Reliability and Safety
The BMW feels solid throughout, as you’d expect, although a feeling of solidity doesn’t guarantee actual mechanical reliability.
Sure enough, while the previous BMW 1 Series finished 82nd in the 2012 Auto Express Driver Power customer satisfaction survey, the latest model climbed to a heady 8th in the 2014 survey.
However, BMW’s bubble burst in 2015, when the 1 Series slipped all the way to 101st – hopefully the late 2015 facelift, which brought more economical engines, will help the family hatchback back to its 2014 level.
The 1 Series has been awarded the maximum five-star rating in the Euro NCAP crash safety tests, ranking it among the best in class for crash protection.

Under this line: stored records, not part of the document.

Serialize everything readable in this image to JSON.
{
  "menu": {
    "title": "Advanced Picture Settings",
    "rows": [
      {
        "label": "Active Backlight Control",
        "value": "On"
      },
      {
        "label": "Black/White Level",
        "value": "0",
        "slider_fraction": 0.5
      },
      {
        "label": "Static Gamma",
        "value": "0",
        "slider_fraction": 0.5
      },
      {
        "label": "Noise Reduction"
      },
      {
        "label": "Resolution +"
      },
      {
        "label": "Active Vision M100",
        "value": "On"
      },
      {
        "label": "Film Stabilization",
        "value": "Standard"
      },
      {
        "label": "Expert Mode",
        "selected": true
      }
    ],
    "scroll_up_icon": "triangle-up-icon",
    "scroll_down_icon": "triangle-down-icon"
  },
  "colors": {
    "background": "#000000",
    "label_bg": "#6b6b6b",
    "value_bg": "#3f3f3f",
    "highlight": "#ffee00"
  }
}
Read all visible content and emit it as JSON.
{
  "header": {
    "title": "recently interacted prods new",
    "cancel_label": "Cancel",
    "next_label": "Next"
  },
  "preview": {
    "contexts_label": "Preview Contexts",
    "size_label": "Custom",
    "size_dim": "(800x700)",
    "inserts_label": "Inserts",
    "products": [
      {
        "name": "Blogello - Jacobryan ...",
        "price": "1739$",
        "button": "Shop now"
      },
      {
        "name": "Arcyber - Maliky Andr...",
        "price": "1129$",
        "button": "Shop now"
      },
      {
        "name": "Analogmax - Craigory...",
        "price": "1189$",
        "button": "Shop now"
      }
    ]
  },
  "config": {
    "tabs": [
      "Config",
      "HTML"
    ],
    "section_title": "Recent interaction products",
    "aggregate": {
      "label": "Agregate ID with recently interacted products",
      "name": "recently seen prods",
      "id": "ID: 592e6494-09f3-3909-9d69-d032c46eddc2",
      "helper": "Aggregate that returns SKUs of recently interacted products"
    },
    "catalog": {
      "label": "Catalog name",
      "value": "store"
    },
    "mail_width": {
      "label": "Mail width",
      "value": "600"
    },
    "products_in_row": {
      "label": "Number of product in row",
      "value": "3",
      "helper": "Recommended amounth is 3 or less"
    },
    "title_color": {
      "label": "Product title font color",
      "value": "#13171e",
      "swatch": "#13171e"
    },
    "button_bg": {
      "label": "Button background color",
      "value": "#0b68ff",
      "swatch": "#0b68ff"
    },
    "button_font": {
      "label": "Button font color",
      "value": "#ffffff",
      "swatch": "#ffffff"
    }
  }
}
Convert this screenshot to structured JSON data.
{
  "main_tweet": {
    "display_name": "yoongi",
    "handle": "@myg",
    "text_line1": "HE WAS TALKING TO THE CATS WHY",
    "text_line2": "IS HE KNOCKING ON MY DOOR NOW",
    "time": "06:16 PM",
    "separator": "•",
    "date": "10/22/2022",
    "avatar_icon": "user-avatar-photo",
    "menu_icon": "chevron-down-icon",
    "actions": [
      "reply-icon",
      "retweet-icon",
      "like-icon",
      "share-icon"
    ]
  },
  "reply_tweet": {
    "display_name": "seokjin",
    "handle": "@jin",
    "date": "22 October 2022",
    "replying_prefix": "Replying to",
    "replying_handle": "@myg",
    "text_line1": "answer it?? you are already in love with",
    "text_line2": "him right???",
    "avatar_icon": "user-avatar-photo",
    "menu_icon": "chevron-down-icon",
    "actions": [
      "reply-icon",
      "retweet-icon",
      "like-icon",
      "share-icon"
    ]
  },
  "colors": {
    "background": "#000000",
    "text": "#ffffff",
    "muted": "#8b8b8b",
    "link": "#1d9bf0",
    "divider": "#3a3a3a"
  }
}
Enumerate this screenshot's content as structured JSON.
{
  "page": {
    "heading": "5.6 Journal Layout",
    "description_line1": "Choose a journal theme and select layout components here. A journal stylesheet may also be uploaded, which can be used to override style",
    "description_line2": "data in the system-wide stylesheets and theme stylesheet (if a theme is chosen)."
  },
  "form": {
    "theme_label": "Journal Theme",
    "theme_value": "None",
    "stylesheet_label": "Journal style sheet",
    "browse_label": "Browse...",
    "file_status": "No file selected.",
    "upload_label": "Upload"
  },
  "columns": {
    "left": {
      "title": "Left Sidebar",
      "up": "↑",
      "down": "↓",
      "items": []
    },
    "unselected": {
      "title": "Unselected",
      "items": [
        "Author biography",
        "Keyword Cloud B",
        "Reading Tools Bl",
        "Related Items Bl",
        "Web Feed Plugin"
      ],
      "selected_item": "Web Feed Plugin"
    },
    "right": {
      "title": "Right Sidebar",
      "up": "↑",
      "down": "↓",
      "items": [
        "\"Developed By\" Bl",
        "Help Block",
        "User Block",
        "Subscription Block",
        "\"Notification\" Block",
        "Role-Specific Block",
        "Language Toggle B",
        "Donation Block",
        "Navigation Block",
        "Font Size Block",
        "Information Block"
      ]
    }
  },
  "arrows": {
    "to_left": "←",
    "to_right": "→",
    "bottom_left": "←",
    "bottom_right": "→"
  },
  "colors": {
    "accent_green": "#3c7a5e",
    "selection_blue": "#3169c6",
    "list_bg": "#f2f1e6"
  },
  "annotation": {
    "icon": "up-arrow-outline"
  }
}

Its 91 per cent adult occupant and 83 per cent child occupant ratings are especially reassuring for family buyers.
These were no doubt aided by the generous amount of standard safety equipment, including a clever five-stage traction control system, four airbags, and a raft of safety accessory options like lane departure warning and low speed automatic braking.
BMW’s warranty for the 1 Series covers three years/60,000 miles, making it a typical one. The company also offers a couple of types of extended warranty beyond that period, with prices dependent on the model. Available regardless of the age of the car, the basic one, called ‘DriveLine’ covers major components like the engine and transmission, while a more comprehensive Europe-wide emergency service package can be purchased too.
The 1 Series service interval is 12 months or 10,000 miles. Although BMW has done a great job in making the 1 Series a cost-effective ownership experience, once the service department starts to get involved things can get very ‘premium’ – expensive, that is. Slightly older cars are known to develop electrical niggles, while high mileage diesel cars can result in high repair bills for parts like turbochargers and exhaust filters.
For new car buyers, BMW offers a Service Inclusive pack that covers the car for five years or 60,000 miles, for a fixed cost. It’s transferrable to the next owner, too.